Rakyat Merdeka — Pemerkosaan dilaporkan terjadi di wilayah Tigray, utara Etiopia yang berkonflik, menurut kementerian seperti dikutip Associated Press (AP), Jumat (12/2/2021).
Dalam pengakuan langka, Menteri untuk Wanita Etiopia, Filsan Abdullahi Ahmed mengatakan bahwa pemerkosaan telah terjadi dengan pasti dan tanpa diragukan lagi selama 100 hari pertempuran di Tigray.
Pernyataan itu dikeluarkan pada Kamis malam, setelah satuan tugas yang menyelidiki laporan kekerasan seksual di wilayah berpenduduk sekitar 6 juta orang itu berkunjung.
“Kami menunggu penyelidikan atas kejahatan mengerikan ini,” kata Filsan, menambahkan bahwa tim dari kejaksaan sedang memproses informasi tersebut.
Dia tidak mengatakan berapa banyak laporan pemerkosaan yang dikumpulkan anggota satuan tugas atau bagian mana dari wilayah Tigray yang mereka kunjungi.

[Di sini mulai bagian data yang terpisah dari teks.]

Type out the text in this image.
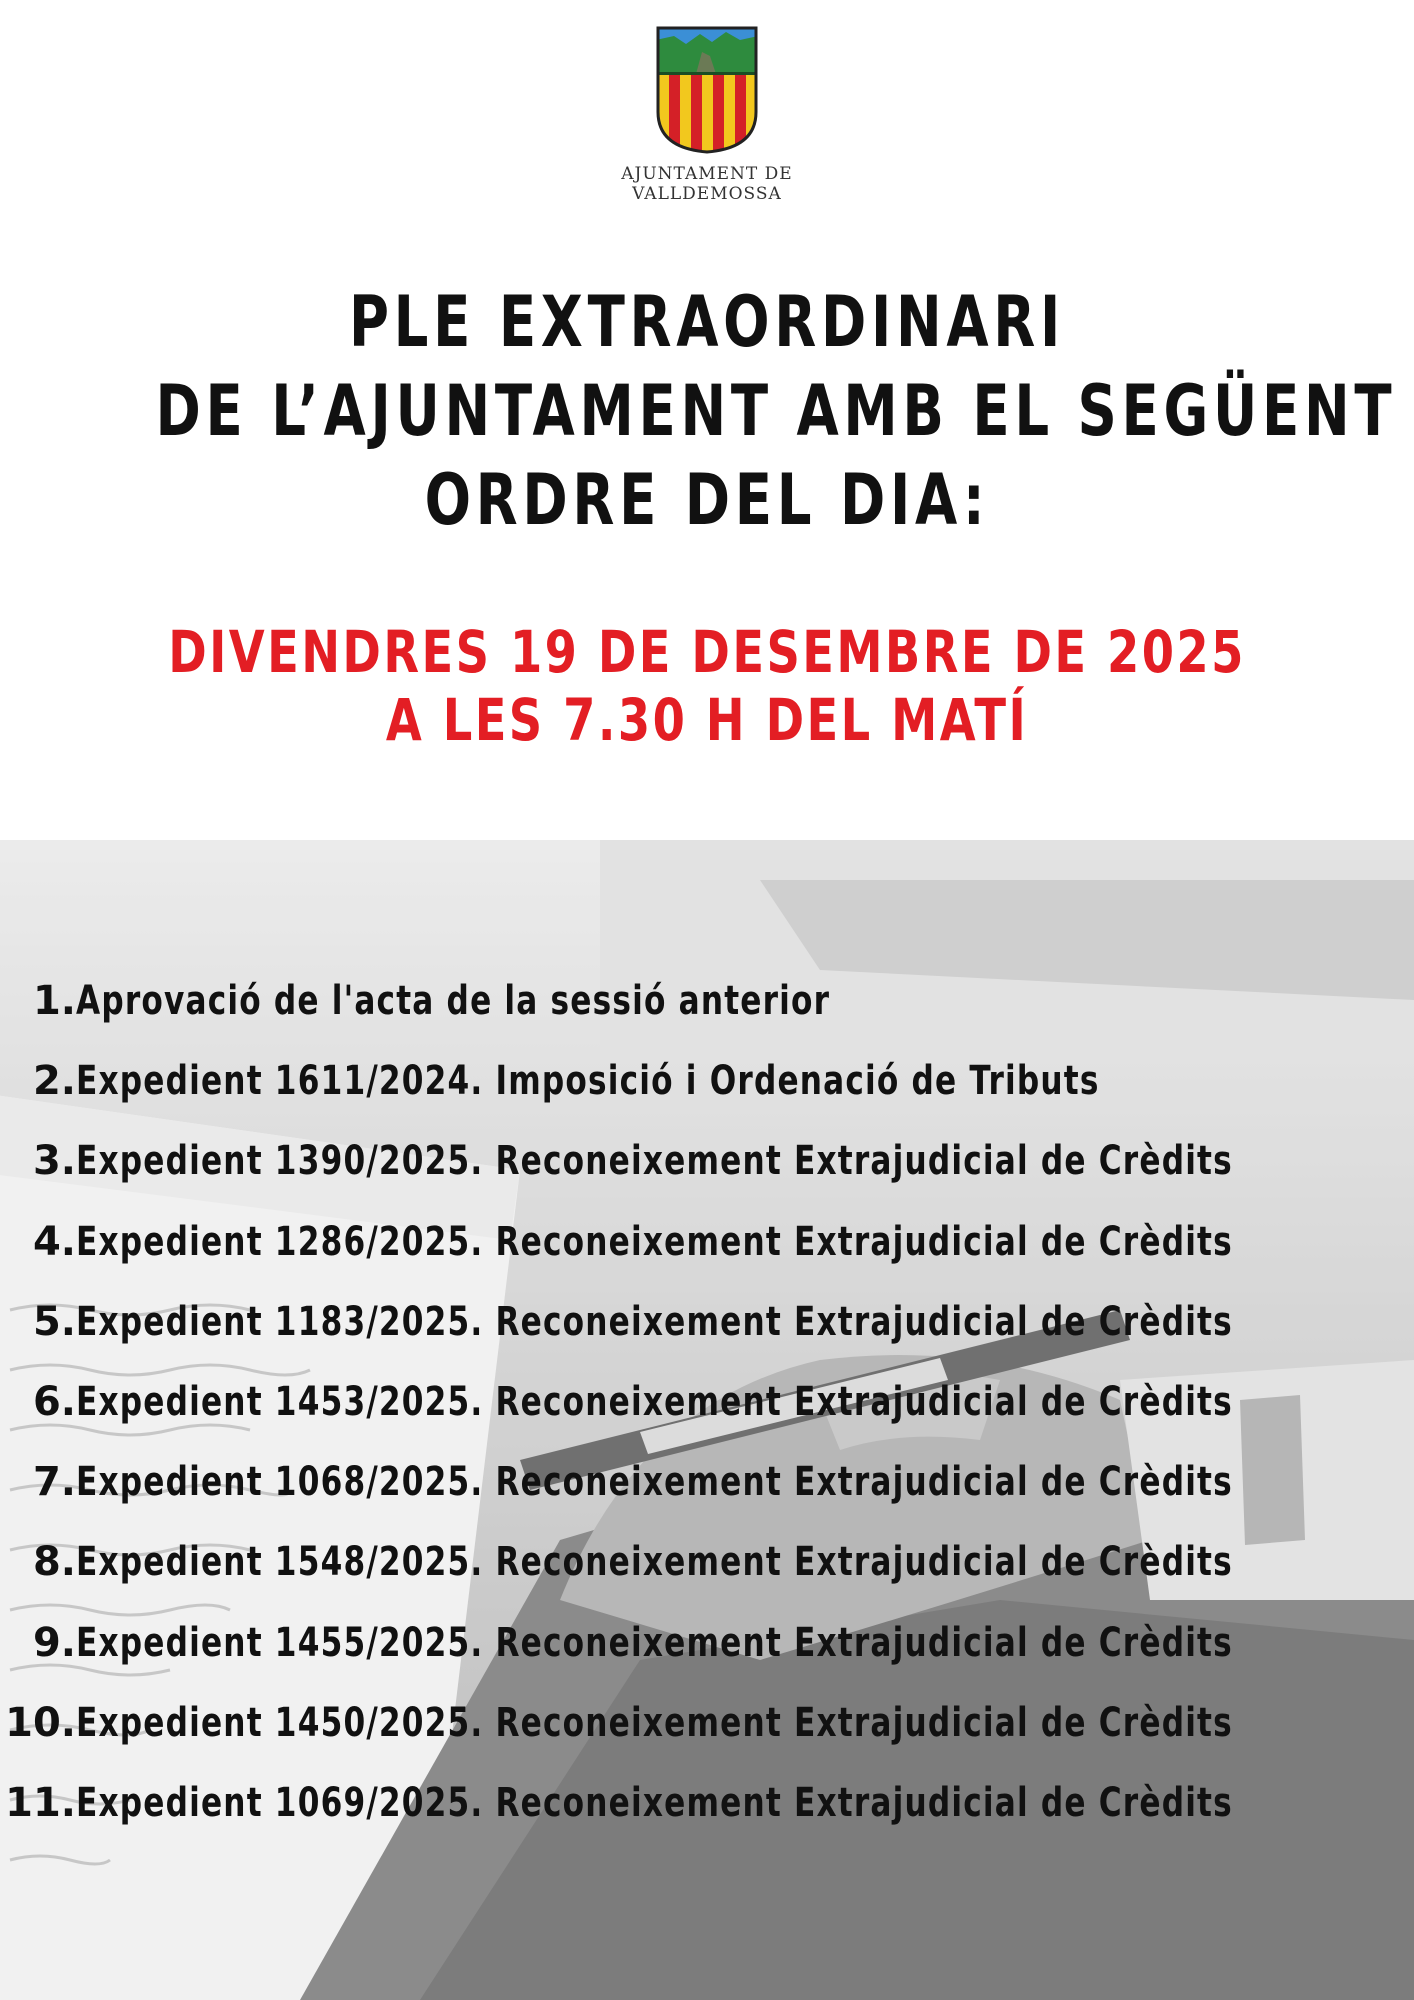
AJUNTAMENT DE
VALLDEMOSSA
PLE EXTRAORDINARI
DE L’AJUNTAMENT AMB EL SEGÜENT
ORDRE DEL DIA:
DIVENDRES 19 DE DESEMBRE DE 2025
A LES 7.30 H DEL MATÍ
1. Aprovació de l'acta de la sessió anterior
2. Expedient 1611/2024. Imposició i Ordenació de Tributs
3. Expedient 1390/2025. Reconeixement Extrajudicial de Crèdits
4. Expedient 1286/2025. Reconeixement Extrajudicial de Crèdits
5. Expedient 1183/2025. Reconeixement Extrajudicial de Crèdits
6. Expedient 1453/2025. Reconeixement Extrajudicial de Crèdits
7. Expedient 1068/2025. Reconeixement Extrajudicial de Crèdits
8. Expedient 1548/2025. Reconeixement Extrajudicial de Crèdits
9. Expedient 1455/2025. Reconeixement Extrajudicial de Crèdits
10. Expedient 1450/2025. Reconeixement Extrajudicial de Crèdits
11. Expedient 1069/2025. Reconeixement Extrajudicial de Crèdits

Adapun seorang juru bicara kejaksaan tidak segera menanggapi pertanyaan tersebut.
Pernyataan menteri itu muncul beberapa jam setelah Komisi Hak Asasi Manusia Etiopia dalam sebuah laporan baru mengatakan 108 pemerkosaan telah dilaporkan ke fasilitas kesehatan dalam dua bulan terakhir di ibu kota Tigray, Mekele, dan komunitas Adigrat, Wukro dan Ayder.
Laporan itu mengatakan bahwa struktur aparat lokal seperti kepolisian dan fasilitas kesehatan di mana korban kekerasan seksual biasa mengadu sudah tidak ada lagi.
“Oleh karenanya, kemungkinan jumlah kasus [pemerkosaan] sebenarnya lebih tinggi dan lebih luas daripada yang dilaporkan.”
Beberapa saksi memberi tahu AP tentang dugaan pemerkosaan oleh tentara Etiopia atau orang-orang dari negara tetangga Eritrea, musuh para pemimpin buronan Tigray dan yang kehadirannya dibantah oleh pemerintah Etiopia.
Bulan lalu perwakilan khusus PBB untuk kekerasan seksual dalam konflik Tigray mengatakan “tuduhan serius atas kekerasan seksual” telah muncul di Tigray.
Sementara saat ini para perempuan dan anak-anak perempuan menghadapi kekurangan alat deteksi pemerkosaan (rape kit) dan obat-obatan HIV di tengah pembatasan akses kemanusiaan.
Bahkan ada juga laporan PBB berdasarkan keterangan aktivis wanita Pramila Patten bahwa beberapa orang diduga dipaksa memperkosa anggota keluarga mereka sendiri dengan ancaman tertentu.
“Beberapa wanita juga dilaporkan telah dipaksa oleh anggota militer untuk berhubungan seks dengan imbalan bahan pokok, sementara pusat kesehatan telah mengindikasikan peningkatan dalam permintaan kontrasepsi darurat dan pengujian untuk infeksi menular seksual.”